Hello, guys. Welcome. Naomi Findlay here, Principal and Founder of IIHS.
I got asked a really interesting question today. It was around leaving business cards and promotional material at open homes. That is what I want to talk to you guys about today.
I have a few different opinions on this, but I think my resulting opinion is quite, quite strong.
There have been times when I’ve left business cards or promotional material on the kitchen benches or on the dining tables of properties I have staged.
However, in these cases, these have always been spec homes. Never a property that anyone expects to have been lived in. We’re working with the property to make it feel like a home as such.
There are some varying opinions on this.
Some say it’s an amazing opportunity to market your business and showcase your work firsthand to all of the people that are actually going to be needing your service. More than likely, if they buy the property that they’re inspecting, they’re going to need to be selling theirs.
If they like the way they’ve styled that property, they may need property styling at their home.
However, the flip side to that is one of our jobs, as a professional home stager, is to sell the highlights of a property, enhance the highlights of the property, minimize the distractions and make sure that people can create a really strong emotional and functional connection to that property.
What do you think happens when someone’s inspecting this amazing property and they walk passed the kitchen bench and they see a pile of promotional information about how the property has been styled or staged?
Home staging is certainly not about hiding or deceiving or covering up. However, it could be interpreted that leaving promotional material on the kitchen bench is a distraction to the buyer.

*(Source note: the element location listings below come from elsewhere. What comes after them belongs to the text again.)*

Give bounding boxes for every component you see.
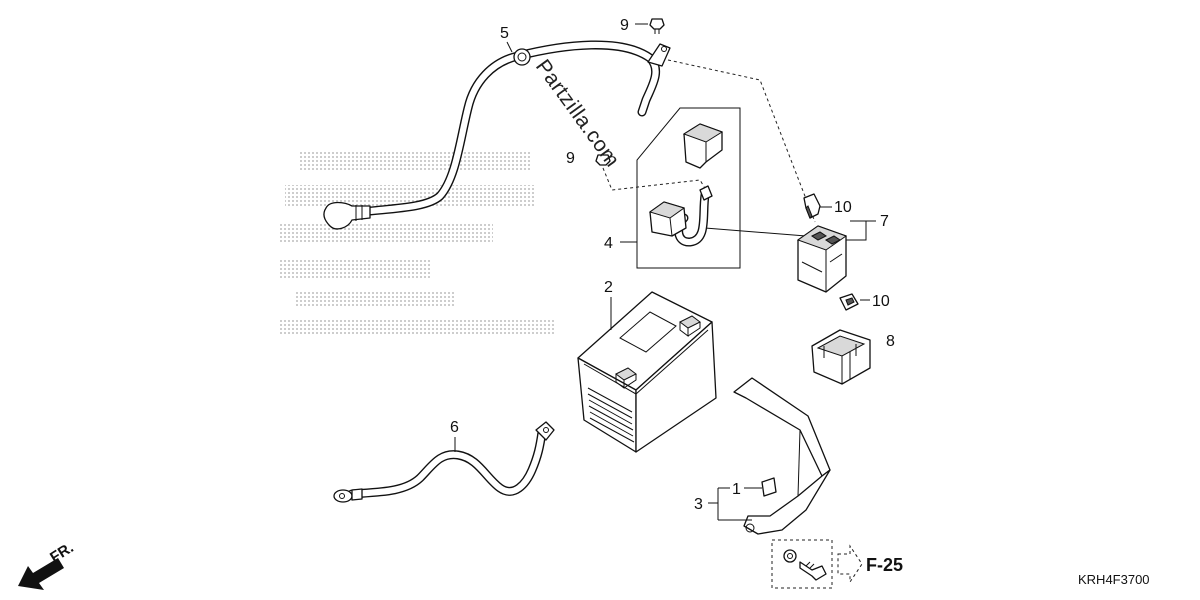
callout-1: 1 bbox=[732, 481, 741, 498]
assembly-line-relay bbox=[667, 59, 816, 223]
fuse-low bbox=[839, 293, 859, 311]
callout-10-low: 10 bbox=[872, 293, 890, 310]
callout-5: 5 bbox=[500, 25, 509, 42]
ghost-watermark bbox=[278, 150, 555, 336]
reference-label: F-25 bbox=[866, 555, 903, 575]
callout-8: 8 bbox=[886, 333, 895, 350]
front-arrow bbox=[18, 558, 64, 590]
battery-holder-bracket bbox=[733, 377, 831, 535]
callout-9-mid: 9 bbox=[566, 150, 575, 167]
starter-relay bbox=[796, 225, 848, 293]
relay-wire-group bbox=[636, 107, 741, 269]
callout-10-top: 10 bbox=[834, 199, 852, 216]
assembly-line-wire bbox=[602, 167, 707, 191]
callout-2: 2 bbox=[604, 279, 613, 296]
relay-cover bbox=[811, 329, 871, 385]
reference-box bbox=[771, 539, 863, 589]
callout-6: 6 bbox=[450, 419, 459, 436]
callout-9-top: 9 bbox=[620, 17, 629, 34]
fuse-top bbox=[803, 193, 821, 219]
callout-4: 4 bbox=[604, 235, 613, 252]
bolt-top bbox=[649, 18, 665, 34]
assembly-line-terminal bbox=[704, 227, 807, 237]
negative-battery-cable bbox=[333, 421, 555, 503]
battery bbox=[577, 291, 717, 453]
callout-3: 3 bbox=[694, 496, 703, 513]
rubber-pad bbox=[761, 477, 777, 497]
positive-battery-cable bbox=[323, 40, 671, 230]
callout-7: 7 bbox=[880, 213, 889, 230]
bolt-mid bbox=[595, 154, 611, 166]
diagram-code: KRH4F3700 bbox=[1078, 572, 1150, 587]
watermark: Partzilla.com bbox=[531, 55, 624, 171]
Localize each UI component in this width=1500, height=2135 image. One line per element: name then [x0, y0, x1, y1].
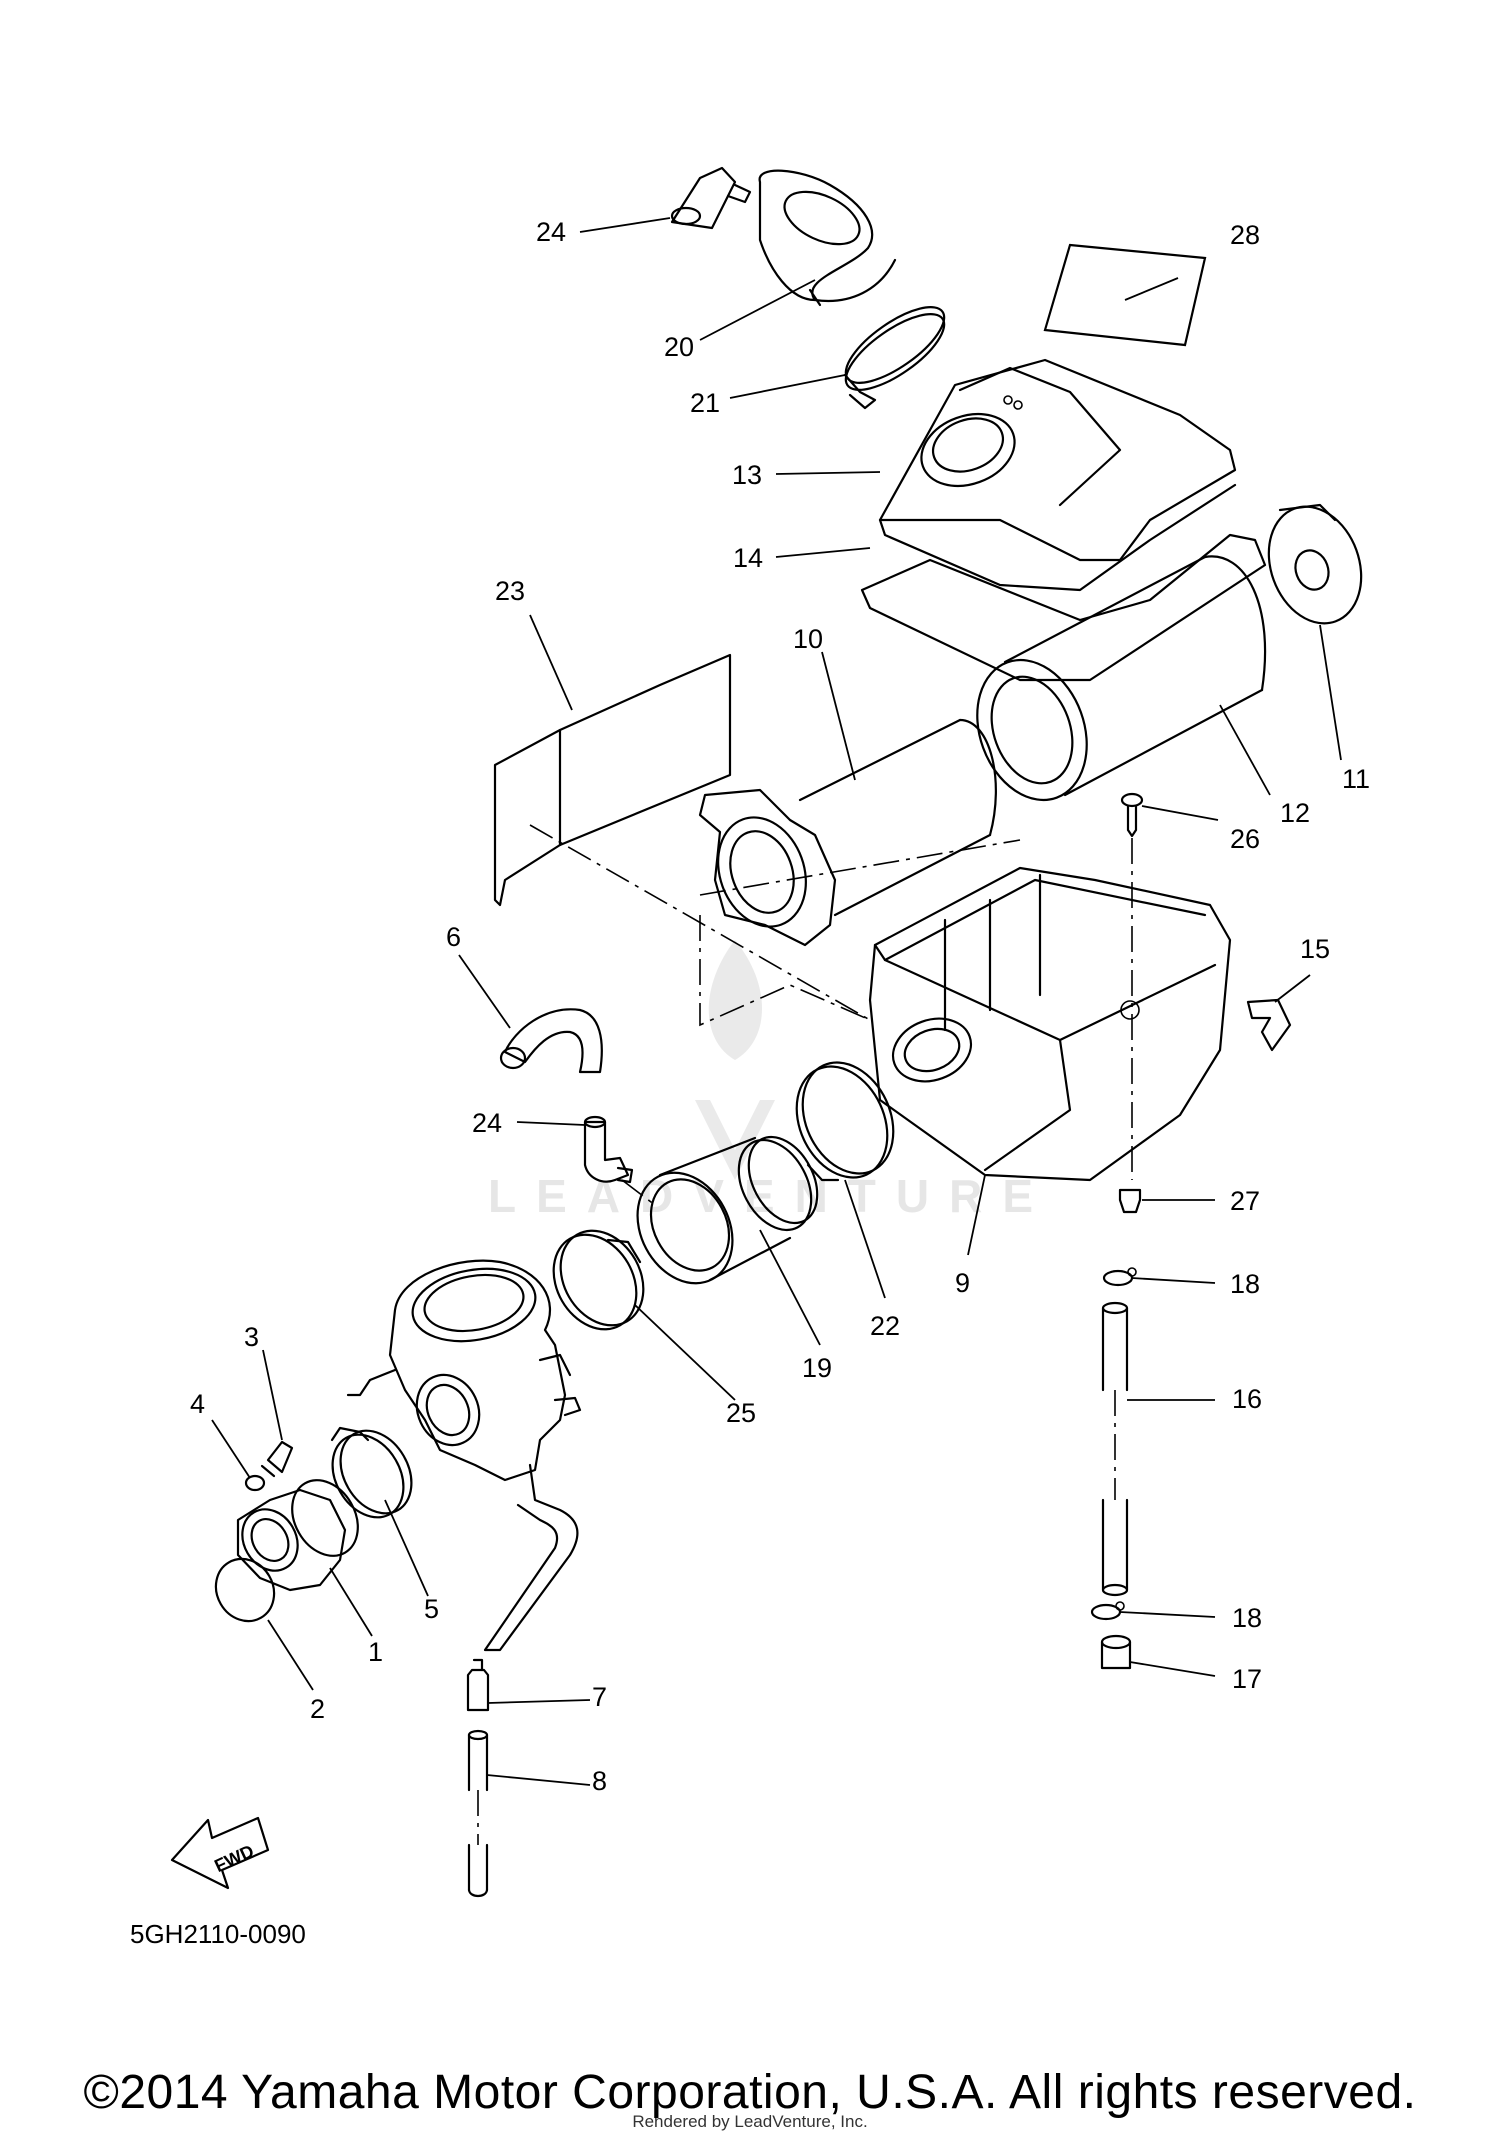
callout-16: 16	[1232, 1384, 1262, 1414]
callout-24-top: 24	[536, 217, 566, 247]
part-23-shield	[493, 653, 732, 907]
part-21-clamp	[843, 306, 946, 410]
copyright-notice: ©2014 Yamaha Motor Corporation, U.S.A. A…	[83, 2066, 1417, 2119]
callout-19: 19	[802, 1353, 832, 1383]
callout-2: 2	[310, 1694, 325, 1724]
watermark-text: LEADVENTURE	[488, 1170, 1053, 1222]
callout-11: 11	[1342, 764, 1370, 794]
part-5-clamp	[330, 1426, 413, 1519]
callouts: 24 20 21 13 14 28 23 10 11 12 26 15 6 24…	[190, 217, 1370, 1796]
callout-15: 15	[1300, 934, 1330, 964]
callout-3: 3	[244, 1322, 259, 1352]
part-15-clip	[1246, 998, 1292, 1052]
fwd-arrow-icon: FWD	[170, 1816, 270, 1890]
part-6-hose	[499, 1008, 603, 1074]
callout-9: 9	[955, 1268, 970, 1298]
part-22-clamp	[795, 1061, 895, 1182]
part-3-bolt	[260, 1440, 294, 1478]
callout-26: 26	[1230, 824, 1260, 854]
part-8-hose	[467, 1729, 489, 1898]
diagram-code: 5GH2110-0090	[130, 1919, 306, 1949]
part-27-grommet	[1118, 1188, 1142, 1214]
callout-17: 17	[1232, 1664, 1262, 1694]
callout-14: 14	[733, 543, 763, 573]
callout-13: 13	[732, 460, 762, 490]
part-9-airbox	[868, 866, 1232, 1182]
callout-28: 28	[1230, 220, 1260, 250]
callout-27: 27	[1230, 1186, 1260, 1216]
callout-8: 8	[592, 1766, 607, 1796]
callout-24-middle: 24	[472, 1108, 502, 1138]
callout-21: 21	[690, 388, 720, 418]
part-18-clip-lower	[1090, 1601, 1125, 1621]
part-11-end-cap	[1267, 503, 1363, 625]
callout-18-lower: 18	[1232, 1603, 1262, 1633]
callout-25: 25	[726, 1398, 756, 1428]
part-13-airbox-cover	[878, 358, 1237, 592]
part-10-inner-filter	[698, 718, 997, 947]
part-17-plug	[1100, 1634, 1132, 1670]
callout-10: 10	[793, 624, 823, 654]
part-4-washer	[244, 1474, 266, 1492]
leader-lines	[211, 217, 1342, 1786]
rendered-by-notice: Rendered by LeadVenture, Inc.	[632, 2112, 868, 2131]
callout-4: 4	[190, 1389, 205, 1419]
part-25-clamp	[552, 1229, 645, 1331]
part-2-o-ring	[214, 1557, 276, 1623]
callout-1: 1	[368, 1637, 383, 1667]
fwd-label: FWD	[211, 1841, 257, 1876]
callout-18-upper: 18	[1230, 1269, 1260, 1299]
part-28-decal	[1043, 243, 1207, 347]
callout-6: 6	[446, 922, 461, 952]
part-1-manifold	[236, 1479, 359, 1592]
callout-12: 12	[1280, 798, 1310, 828]
part-12-outer-filter	[976, 555, 1267, 802]
callout-22: 22	[870, 1311, 900, 1341]
callout-20: 20	[664, 332, 694, 362]
callout-5: 5	[424, 1594, 439, 1624]
part-20-intake-duct	[758, 169, 897, 307]
part-18-clip-upper	[1102, 1267, 1137, 1287]
alignment-lines	[477, 824, 1133, 1845]
leadventure-watermark: LEADVENTURE	[488, 940, 1053, 1222]
callout-23: 23	[495, 576, 525, 606]
part-16-drain-hose	[1101, 1301, 1129, 1597]
callout-7: 7	[592, 1682, 607, 1712]
part-7-fitting	[466, 1658, 490, 1712]
part-24-elbow-top	[670, 166, 752, 230]
part-19-intake-boot	[636, 1135, 819, 1285]
part-14-gasket	[860, 533, 1267, 682]
part-26-screw	[1120, 792, 1144, 838]
carburetor	[346, 1259, 582, 1652]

There is the thought process that by leaving that information on the bench, thoughts similar to, “Oh, so this isn’t how they really lived in in. This has been staged to make it look better.”
It starts to plant seeds of doubt about whether the amazing ambiance, connection and placement that you’ve done in that property… really, it starts to take away from it.
I’m not saying don’t leave your promotional material in properties that you have staged, but what I am saying is, if you’re considering doing that you absolutely need the permission of the agent and, more importantly, the homeowner.
We have even done jobs over the past years where the homeowners have asked that we bring unbranded trucks or unbranded cars to the consultations because they really don’t want people to know they’re selling or they don’t want people to know that the property is being staged because they fear that that will detract from it.
It’s a bit of a controversial topic of conversation.
I’m by no means going to hand out a mandate of what I think you guys should be doing in your businesses, but I do want to open the conversation and open your thought processes to the different ways people could perceive it.
I think there is a small place for putting things in properties to market your services, but I do think it’s small and I think you need to think about the property, the buyers, the agent, the client and the impact your self-promotion will have on selling that home.
In the end, if the result isn’t amazing, then that is your best form of marketing down the drain.
Have a think about it. Have a talk about it. Please feel free to put comments on our Facebook page or on this blog about it. I would love to hear everyone’s perspective.
As I said, I’m not going to tell you to do it or not to do it, but what I do want to do is open your mind and a dialogue in our industry as to whether we think this is best practice or not.
I’ll see you all again soon. I hope you have a cracking week.